Use low-cost ways to get leads such as having senior citizens knock on doors and pick up water samples for testing, and use low-cost but effective broadcasting calls to generate appointments and demos while you do other things.

Sell Fallbacks

Give your staff a fallback package to sell that more people can afford. For example, if a customer cannot be financed or is too nervous to buy, offer a package such as two showerheads with carbon and KDF plus a screw-on carbon filter for the sink. This gives customers better water for about $299, which most will be willing to pay. It turns a defeat into victory and allows your staff to make a little money at more appointments.

Sell Used Equipment

Many automobile dealers are reporting that although new car sales are down, used car sales are up. You too can sell used equipment, even to the customers who cannot be financed.

When you have a sale, offer to take the customer’s old system away or take it on a trade. Run small ads in inexpensive weekly newspapers that say, “We buy used water systems.”

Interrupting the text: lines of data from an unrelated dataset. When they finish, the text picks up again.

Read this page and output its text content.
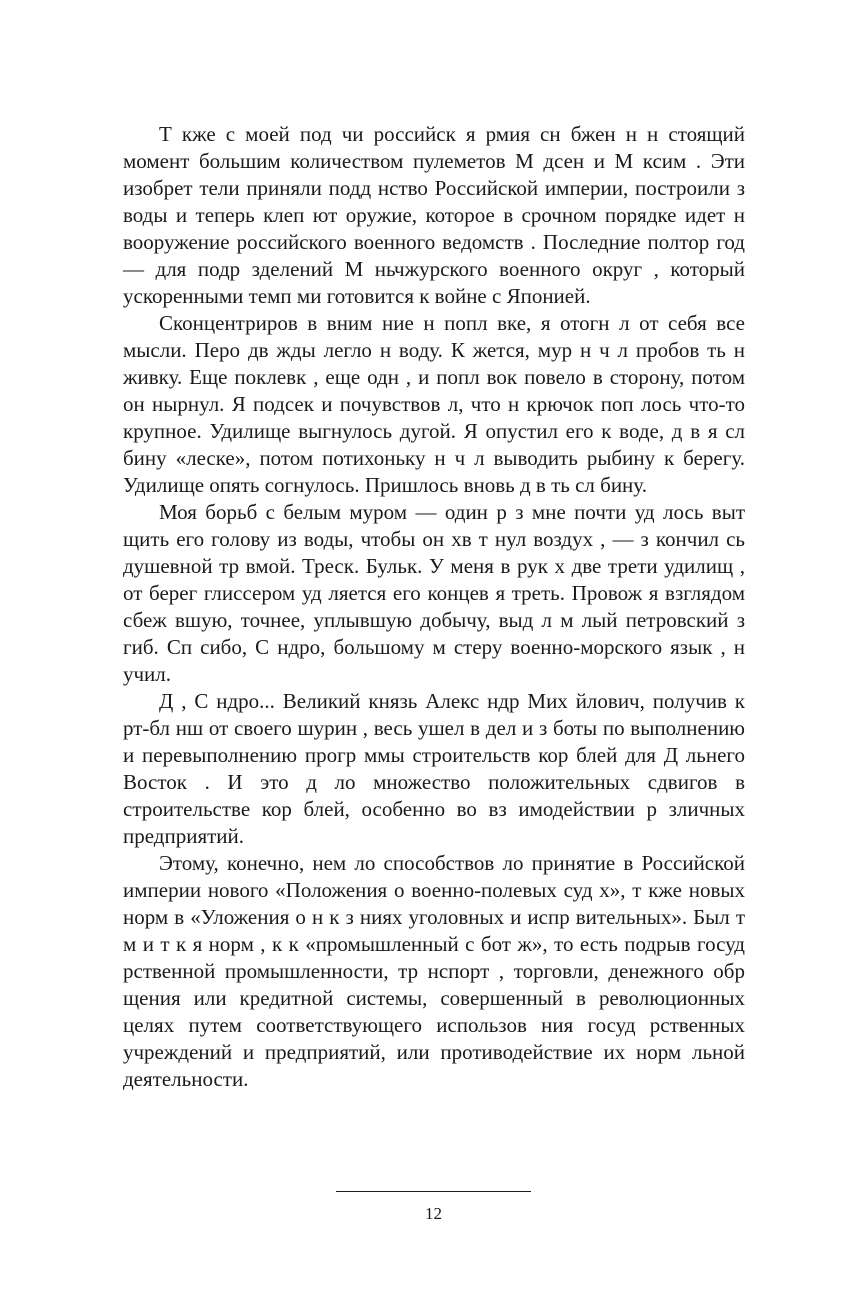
Т кже с моей под чи российск я рмия сн бжен н н стоящий момент большим количеством пулеметов М дсен и М ксим . Эти изобрет тели приняли подд нство Российской империи, построили з воды и теперь клеп ют оружие, которое в срочном порядке идет н вооружение российского военного ведомств . Последние полтор год — для подр зделений М ньчжурского военного округ , который ускоренными темп ми готовится к войне с Японией.

Сконцентриров в вним ние н попл вке, я отогн л от себя все мысли. Перо дв жды легло н воду. К жется, мур н ч л пробов ть н живку. Еще поклевк , еще одн , и попл вок повело в сторону, потом он нырнул. Я подсек и почувствов л, что н крючок поп лось что-то крупное. Удилище выгнулось дугой. Я опустил его к воде, д в я сл бину «леске», потом потихоньку н ч л выводить рыбину к берегу. Удилище опять согнулось. Пришлось вновь д в ть сл бину.

Моя борьб с белым муром — один р з мне почти уд лось выт щить его голову из воды, чтобы он хв т нул воздух , — з кончил сь душевной тр вмой. Треск. Бульк. У меня в рук х две трети удилищ , от берег глиссером уд ляется его концев я треть. Провож я взглядом сбеж вшую, точнее, уплывшую добычу, выд л м лый петровский з гиб. Сп сибо, С ндро, большому м стеру военно-морского язык , н учил.

Д , С ндро... Великий князь Алекс ндр Мих йлович, получив к рт-бл нш от своего шурин , весь ушел в дел и з боты по выполнению и перевыполнению прогр ммы строительств кор блей для Д льнего Восток . И это д ло множество положительных сдвигов в строительстве кор блей, особенно во вз имодействии р зличных предприятий.

Этому, конечно, нем ло способствов ло принятие в Российской империи нового «Положения о военно-полевых суд х», т кже новых норм в «Уложения о н к з ниях уголовных и испр вительных». Был т м и т к я норм , к к «промышленный с бот ж», то есть подрыв госуд рственной промышленности, тр нспорт , торговли, денежного обр щения или кредитной системы, совершенный в революционных целях путем соответствующего использов ния госуд рственных учреждений и предприятий, или противодействие их норм льной деятельности.

12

Once you have used systems you bought for $50 to $100, you can sell them to anyone who has $200 to $300 down. The down payment covers your cost and you can take postdated checks or debit their account for the payments.

Rent Equipment

Now is the time to rent equipment, as well. It may be less cash flow up front, but it starts to pile up as you add rentals. Ask your manufacturer about their rental program and use their help to finance your rental units.

Increase Service Work

If your service staff is not busy enough with installs, train them to drum up business. It could be calling every customer to offer a resin cleaning for $65, to installing a bypass valve or asking if they have any small plumbing repairs they need fixed. You will be surprised how much money you can add to sales just by asking for service work.

Cut Nonessentials

This may sound like a simple idea, but just bringing a thermos of coffee and lunch from home everyday can save you a lot of money. The average American spends $4 per day on coffee and $9 per day on lunch, for a total of $13 per day. You can save $338 per month by bringing lunch and coffee made with good reverse osmosis water from home, and it may even taste better.

Sell Impulse Items

Flea markets are an inexpensive way to sell water equipment. For $25 you can have a booth and talk to a lot of people on Saturdays and Sundays. You can sell your fallback package, plumbing repairs, set appointments and sell items like soda club soft drink makers. You will be surprised how much you can sell every weekend at a flea market.

Cut Interest Costs

If you have run up a credit card to obtain a little working capital, check the interest rates. If you have any equity in your home or relatives who will lend you the money, you can save a bundle. Mortgages are at all-time lows. If you owe $15,000 on a credit card at 22%, you are paying $275 per month in interest. If you got the cast through a 5.5% home equity loan, you would be saving $131.25 per month.

Work an Extra Hour

Another emergency measure is to ask every staff member to work a few extra hours instead of being laid off. Perhaps sales staff could work a few hours on Sunday. If you close at 5 p.m., perhaps your entire staff can work until 6 p.m. at no increase in pay in order to save their jobs. If they do, it gives you 12.5% more labor for the same cost, and that can save you thousands of dollars.

As you can see, there are many ways to cut costs without hurting sales or profits. It is something many of us will have to do until things change. I heard from a dealer this week who said a home show they were recently at was the best it has been in years. Maybe the tide is turning. In the meantime, trim the fat and tighten your belt. It will add a lot to your bottom line.